Birgitta Roslin cruzó con ella la puerta de cristal en dirección a un despacho vacío en ese momento.
– No es el mío -explicó Vivi Sundberg-, pero podemos hablar aquí.
Birgitta Roslin se sentó en la incómoda silla destinada a las visitas mientras que Vivi Sundberg permanecía de pie, con la espalda apoyada contra una estantería atestada de archivadores de color rojo.
Birgitta Roslin se armó de valor mientras pensaba que aquélla era una situación absurda. Vivi Sundberg ya había decidido que lo que ella tuviese que contarle carecería de toda relevancia para la investigación.
– Creo que he descubierto algo -comenzó-. Algo que quizá podríamos llamar una pista.
Vivi Sundberg la observó con rostro inexpresivo. Birgitta Roslin sintió que lo hacía para provocarla. Después de todo, ella era jueza y no ignoraba qué podía ser un dato pertinente e interesante para un policía inmerso en una investigación criminal.
– Es posible que lo que tengo que decir sea tan importante que quizá deberías llamar a algún colega más.
– ¿Por qué?
– Estoy segura de ello.
Su tono fue tan convincente que surtió el efecto deseado. Vivi Sundberg salió al pasillo y, tras unos minutos, volvió con un hombre que no cesaba de toser y que se presentó como el fiscal Robertsson.
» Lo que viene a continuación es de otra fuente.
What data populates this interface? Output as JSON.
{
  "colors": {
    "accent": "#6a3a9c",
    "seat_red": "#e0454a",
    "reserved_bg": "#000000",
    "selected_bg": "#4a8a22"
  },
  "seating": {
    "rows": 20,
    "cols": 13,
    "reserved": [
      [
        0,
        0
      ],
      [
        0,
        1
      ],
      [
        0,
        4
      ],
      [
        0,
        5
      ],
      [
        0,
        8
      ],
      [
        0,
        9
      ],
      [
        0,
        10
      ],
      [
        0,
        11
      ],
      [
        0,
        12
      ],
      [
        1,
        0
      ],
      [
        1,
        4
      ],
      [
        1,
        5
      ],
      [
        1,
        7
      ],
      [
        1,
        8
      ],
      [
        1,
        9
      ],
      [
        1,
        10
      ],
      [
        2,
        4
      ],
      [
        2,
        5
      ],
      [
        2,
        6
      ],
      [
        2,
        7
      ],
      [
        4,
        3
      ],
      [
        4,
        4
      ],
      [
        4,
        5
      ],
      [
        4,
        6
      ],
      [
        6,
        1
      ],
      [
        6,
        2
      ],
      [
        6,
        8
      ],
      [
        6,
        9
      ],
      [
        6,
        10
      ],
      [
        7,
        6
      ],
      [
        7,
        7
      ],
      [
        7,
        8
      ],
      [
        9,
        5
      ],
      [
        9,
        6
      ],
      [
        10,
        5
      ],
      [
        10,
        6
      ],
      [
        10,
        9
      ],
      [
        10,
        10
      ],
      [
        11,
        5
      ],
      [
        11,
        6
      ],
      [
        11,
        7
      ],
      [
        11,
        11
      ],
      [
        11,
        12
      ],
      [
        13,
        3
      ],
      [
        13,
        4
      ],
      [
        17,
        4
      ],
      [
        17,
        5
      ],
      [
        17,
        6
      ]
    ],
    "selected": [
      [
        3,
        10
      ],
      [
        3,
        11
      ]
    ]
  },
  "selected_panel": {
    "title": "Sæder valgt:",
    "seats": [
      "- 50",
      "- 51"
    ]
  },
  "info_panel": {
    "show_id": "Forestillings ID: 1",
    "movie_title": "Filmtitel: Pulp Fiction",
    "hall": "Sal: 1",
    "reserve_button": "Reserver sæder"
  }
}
– Soy el jefe de la investigación previa. Según Vivi, tienes algo importante que contarnos. Si no lo he entendido mal, eres jueza en Helsingborg, ¿cierto?
– Así es.
– ¿Sigue allí el fiscal Halmberg?
– Ya se ha jubilado.
– Pero ¿sigue viviendo en la ciudad?
– Creo que se ha ido a vivir a Francia, a Antibes.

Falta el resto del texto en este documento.